So geht also langsam und nahezu unbemerkt die Sprachkultur in die Binsen.
Dabei haben Sprache und Fußball mehr gemein als man glaubt. Stellen wir uns doch mal folgende Frage: "Warum spielen in jeder Mannschaft elf Menschen; nicht zehn, nicht zwölf, nein: elf?" Dazu gibt neuerdings die Forschung eine klare und höchst interessante Auskunft. Wissenschaftler haben gemessen, wie lange es dauert, bis der ballführende Spieler vom nächstplatzierten Gegenspieler erreicht werden kann (Sprint vorausgesetzt!). Die Antwort: ungefähr drei Sekunden. Und wie lange braucht ein Spieler, um einen Ball anzunehmen, einen frei stehenden Mannschaftskameraden zu identifizieren und den Ball abzuspielen? Ebenfalls etwa drei Sekunden. Unterschreitet man diese Zeit, kommt auf die Dauer kein attraktives Spiel zu Stande. Dauert es zu lange, den ballführenden Spieler zu erreichen, ist keine vernünftige Verteidigung möglich; Das Spiel wird körperlos und langweilig.

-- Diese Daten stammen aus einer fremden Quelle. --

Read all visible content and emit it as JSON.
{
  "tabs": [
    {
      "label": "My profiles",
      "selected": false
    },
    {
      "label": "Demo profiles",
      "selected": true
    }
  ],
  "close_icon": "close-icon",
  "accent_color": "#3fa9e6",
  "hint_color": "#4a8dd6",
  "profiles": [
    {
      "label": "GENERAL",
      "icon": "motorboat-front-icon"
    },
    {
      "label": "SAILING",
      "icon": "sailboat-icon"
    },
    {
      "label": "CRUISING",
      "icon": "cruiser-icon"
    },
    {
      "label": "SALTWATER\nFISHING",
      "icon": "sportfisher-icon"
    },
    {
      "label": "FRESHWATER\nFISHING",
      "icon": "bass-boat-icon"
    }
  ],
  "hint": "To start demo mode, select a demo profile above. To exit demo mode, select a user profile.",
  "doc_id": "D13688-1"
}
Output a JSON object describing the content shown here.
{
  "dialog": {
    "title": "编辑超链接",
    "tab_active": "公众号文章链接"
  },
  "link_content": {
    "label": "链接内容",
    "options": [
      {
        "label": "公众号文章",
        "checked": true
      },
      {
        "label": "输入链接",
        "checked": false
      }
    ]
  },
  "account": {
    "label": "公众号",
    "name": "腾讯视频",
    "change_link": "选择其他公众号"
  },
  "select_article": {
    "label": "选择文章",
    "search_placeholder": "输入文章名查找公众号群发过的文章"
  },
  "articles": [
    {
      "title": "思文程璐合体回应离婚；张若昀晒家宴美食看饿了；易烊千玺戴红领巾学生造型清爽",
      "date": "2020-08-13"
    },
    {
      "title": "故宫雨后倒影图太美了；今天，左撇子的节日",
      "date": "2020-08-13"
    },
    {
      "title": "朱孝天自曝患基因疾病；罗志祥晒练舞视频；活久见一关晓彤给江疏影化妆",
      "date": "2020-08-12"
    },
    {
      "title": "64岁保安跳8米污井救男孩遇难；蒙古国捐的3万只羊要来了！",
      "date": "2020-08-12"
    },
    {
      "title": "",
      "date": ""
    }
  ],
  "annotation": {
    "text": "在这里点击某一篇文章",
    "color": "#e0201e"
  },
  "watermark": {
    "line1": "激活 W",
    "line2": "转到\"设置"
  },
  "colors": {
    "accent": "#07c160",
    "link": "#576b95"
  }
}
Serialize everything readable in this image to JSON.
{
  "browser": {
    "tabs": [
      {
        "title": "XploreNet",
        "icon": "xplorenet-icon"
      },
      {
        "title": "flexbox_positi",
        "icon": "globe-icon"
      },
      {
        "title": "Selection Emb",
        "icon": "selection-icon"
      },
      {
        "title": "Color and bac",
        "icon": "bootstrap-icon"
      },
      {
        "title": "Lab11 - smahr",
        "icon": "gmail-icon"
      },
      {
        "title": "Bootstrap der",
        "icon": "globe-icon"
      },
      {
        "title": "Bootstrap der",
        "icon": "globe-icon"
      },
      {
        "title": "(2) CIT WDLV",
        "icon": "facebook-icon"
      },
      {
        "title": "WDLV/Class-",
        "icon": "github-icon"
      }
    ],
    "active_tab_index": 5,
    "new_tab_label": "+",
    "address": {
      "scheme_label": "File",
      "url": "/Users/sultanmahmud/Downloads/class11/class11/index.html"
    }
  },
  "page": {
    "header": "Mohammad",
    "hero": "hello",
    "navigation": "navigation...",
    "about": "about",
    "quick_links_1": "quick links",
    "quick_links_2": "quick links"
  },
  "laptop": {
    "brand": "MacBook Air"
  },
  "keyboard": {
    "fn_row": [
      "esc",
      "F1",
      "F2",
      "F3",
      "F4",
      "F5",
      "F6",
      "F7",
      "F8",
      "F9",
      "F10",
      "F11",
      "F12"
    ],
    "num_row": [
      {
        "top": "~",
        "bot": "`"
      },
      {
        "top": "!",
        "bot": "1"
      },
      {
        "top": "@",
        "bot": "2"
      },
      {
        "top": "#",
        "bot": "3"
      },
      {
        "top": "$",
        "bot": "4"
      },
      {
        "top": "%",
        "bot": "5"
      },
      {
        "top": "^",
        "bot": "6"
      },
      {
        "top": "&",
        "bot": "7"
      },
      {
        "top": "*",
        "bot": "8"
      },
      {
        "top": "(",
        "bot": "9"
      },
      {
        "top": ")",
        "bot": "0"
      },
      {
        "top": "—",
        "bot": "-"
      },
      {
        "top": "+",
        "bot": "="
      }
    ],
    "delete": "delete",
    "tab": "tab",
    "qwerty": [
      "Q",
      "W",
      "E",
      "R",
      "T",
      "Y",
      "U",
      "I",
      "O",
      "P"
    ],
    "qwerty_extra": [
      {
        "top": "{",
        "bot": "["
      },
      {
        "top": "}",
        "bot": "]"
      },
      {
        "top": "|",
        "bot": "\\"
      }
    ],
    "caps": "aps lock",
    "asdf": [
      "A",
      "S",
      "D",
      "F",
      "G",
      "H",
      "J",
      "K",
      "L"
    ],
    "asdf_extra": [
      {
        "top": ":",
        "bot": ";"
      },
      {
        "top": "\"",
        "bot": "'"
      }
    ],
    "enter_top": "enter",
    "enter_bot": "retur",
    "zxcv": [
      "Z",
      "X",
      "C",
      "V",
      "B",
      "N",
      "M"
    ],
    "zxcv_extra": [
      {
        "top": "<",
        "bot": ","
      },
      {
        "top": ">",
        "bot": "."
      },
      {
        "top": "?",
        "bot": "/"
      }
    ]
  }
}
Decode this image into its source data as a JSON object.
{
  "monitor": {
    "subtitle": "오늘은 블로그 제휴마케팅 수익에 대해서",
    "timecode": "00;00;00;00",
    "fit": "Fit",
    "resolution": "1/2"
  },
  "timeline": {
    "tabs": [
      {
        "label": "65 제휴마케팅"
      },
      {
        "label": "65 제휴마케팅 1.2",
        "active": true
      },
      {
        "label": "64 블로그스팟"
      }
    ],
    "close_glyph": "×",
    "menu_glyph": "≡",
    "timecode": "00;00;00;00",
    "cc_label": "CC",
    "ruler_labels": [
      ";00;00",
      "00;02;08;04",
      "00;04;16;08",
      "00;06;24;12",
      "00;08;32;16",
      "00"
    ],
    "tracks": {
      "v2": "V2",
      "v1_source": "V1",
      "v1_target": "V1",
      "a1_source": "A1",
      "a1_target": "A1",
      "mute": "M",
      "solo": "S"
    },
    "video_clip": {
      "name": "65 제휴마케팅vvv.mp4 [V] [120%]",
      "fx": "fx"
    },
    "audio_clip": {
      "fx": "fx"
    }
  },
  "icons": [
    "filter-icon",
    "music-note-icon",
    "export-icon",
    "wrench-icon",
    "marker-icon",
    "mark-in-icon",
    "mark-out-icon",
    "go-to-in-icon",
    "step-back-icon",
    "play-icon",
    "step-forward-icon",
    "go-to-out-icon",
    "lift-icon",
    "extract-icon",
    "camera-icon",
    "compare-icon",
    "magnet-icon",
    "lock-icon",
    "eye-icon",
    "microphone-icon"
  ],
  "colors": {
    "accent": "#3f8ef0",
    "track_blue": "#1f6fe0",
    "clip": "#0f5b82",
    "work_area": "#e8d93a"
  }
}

Was hat das mit Sprache zu tun? Nun, es gibt eine Faustregel, wie man Sätze tunlichst formulieren und schreiben sollte. Diese Regel geht von der psychologischen Erkenntnis aus, dass das Gehirn etwa alle drei Sekunden (!) die Umgebung abfragt; nach dem Motto: Gibt es irgendwo etwas Neues? Das kann man selber testen, wenn man jemandem zur Begrüßung die Hand reicht. Hält man sie weniger als drei Sekunden fest, wirkt es unhöflich, hält man sie länger, wirkt es aufdringlich. In drei Sekunden lassen sich ungefähr sechs Wörter lesen; im Durchschnitt sind das 12 Silben. Einschübe zwischen Subjekt und Verb oder eingeschobene Nebensätze sollten daher möglichst nicht länger sein. Sonst muss der Leser den Anfang noch einmal lesen, ob er will oder nicht. Das Gegenwartsfenster schließt sich nach drei Sekunden, ob man das mag oder nicht.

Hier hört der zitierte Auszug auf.